The time came when some of the tax exemptions formerly extended to the oil industry were up for reconsideration. Originally those rules were written in to promote exploration and set up distribution networks. But 40 years had passed. The Gulf Coast was, as they say, a "mature" field. The networks were not only established, they had been profitably delivering the product for decades. Perhaps it was, after all, time to re-think some of the earlier provisions.
Senator Louisiana did not think so. He was a man of consummate legislative skill. Throwing himself into the sausage-grinding process of making law, Senator Louisiana used every technical procedure to delay the anticipated changes. But, alas, to no avail. The moment of decision came. Clearly change was about to happen and there seemed to be little he could do about it. The Committee was about to vote on the final version of the bill and then the next stop would be the vote on the Senate floor. Senator Louisiana knew the time was now.

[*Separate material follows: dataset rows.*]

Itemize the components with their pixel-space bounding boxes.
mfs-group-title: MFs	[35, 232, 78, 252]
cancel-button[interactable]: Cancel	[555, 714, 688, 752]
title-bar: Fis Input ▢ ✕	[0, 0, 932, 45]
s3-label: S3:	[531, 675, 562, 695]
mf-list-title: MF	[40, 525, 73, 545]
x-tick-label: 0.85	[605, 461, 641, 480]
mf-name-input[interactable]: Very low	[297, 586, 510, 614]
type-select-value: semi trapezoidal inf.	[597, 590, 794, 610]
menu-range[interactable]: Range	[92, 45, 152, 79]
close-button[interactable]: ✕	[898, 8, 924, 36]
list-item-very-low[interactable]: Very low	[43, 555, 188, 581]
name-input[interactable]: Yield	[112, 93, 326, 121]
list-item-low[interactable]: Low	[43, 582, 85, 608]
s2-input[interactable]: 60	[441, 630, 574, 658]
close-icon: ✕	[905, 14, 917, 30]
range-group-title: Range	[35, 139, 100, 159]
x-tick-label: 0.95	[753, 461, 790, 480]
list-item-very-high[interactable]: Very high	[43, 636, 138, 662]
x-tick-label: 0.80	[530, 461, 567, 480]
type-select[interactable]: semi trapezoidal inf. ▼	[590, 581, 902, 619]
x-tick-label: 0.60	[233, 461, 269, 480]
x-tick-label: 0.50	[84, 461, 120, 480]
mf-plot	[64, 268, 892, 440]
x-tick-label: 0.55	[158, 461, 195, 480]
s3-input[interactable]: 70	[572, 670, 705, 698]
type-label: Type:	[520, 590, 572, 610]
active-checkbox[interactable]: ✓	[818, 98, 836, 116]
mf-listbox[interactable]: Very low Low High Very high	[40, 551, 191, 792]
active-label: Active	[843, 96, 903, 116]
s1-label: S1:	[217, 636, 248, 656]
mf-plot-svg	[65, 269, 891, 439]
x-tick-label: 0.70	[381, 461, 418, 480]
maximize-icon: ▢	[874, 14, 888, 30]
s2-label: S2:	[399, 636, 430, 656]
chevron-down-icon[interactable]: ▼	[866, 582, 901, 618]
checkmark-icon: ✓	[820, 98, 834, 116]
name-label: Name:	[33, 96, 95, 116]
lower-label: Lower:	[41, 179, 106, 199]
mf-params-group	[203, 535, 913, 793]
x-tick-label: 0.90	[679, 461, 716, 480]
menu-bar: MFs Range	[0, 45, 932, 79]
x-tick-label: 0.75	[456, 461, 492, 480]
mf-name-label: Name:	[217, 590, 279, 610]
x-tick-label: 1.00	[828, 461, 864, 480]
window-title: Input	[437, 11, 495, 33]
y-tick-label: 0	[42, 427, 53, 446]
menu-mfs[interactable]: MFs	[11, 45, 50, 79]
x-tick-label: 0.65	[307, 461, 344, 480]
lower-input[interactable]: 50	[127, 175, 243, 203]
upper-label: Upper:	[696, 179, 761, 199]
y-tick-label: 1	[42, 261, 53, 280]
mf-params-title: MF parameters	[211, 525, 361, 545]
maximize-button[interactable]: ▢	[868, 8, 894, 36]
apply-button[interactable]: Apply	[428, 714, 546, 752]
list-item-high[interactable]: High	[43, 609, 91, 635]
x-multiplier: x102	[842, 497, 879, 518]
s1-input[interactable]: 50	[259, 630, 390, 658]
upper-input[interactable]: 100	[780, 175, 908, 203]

So he told a story about playing cards.
He said he used to play cards with his children. Didn't matter which card game they played, there would always come a time when he held the winning hand and his children would become crestfallen at the prospect of losing.
So they invented the "googly."
What was a "googly"?
A "googly" was that particular hand that particular child was holding, on a Tuesday, or a Saturday, or whatever day it was. Whatever the cards were, the child would say "googly" and the game would be over and he, Senator Louisiana, would lose. The only rule applied to the "googly" was that it could only be played once during the game.
After Senator Louisiana, a honey-dripping raconteur of a story-teller if ever there was one, told his story the rest of the Committee was completely disarmed. What a charming paternal recollection. Sensing the moment, he said, "Gentlemen, I'm calling 'googly'."
They accepted his language and passed a bill in his favor. It was as simple as that. Except it wasn't that simple. Senator Louisiana called "googly," and basically blew up a much larger bill. "Googly" ended up costing all the rest of us a ton of money. But hey, he appealed to the sweet desperation of his children and which old 'Senator Curmudgeon' was going to vote against desperate children? Turns out, Senator Louisiana never played cards with his children. He'd heard the "googly" story at a Rotary Club lunch and thought, "What the heck, I'll tell that story."
How often people play "googly" with God. When faced with the moment of either accepting or rejecting God's authority ... "googly!" And just like the story told by Senator Louisiana, "googly" is never played once. We'll play "googly" with God pretty much every chance we get. What's in our hand will always trump whatever God might be showing us ... because ... we never want to lose. Even to God. Perhaps, especially to God.
When we read Scripture, do we hold a "googly" in our hearts?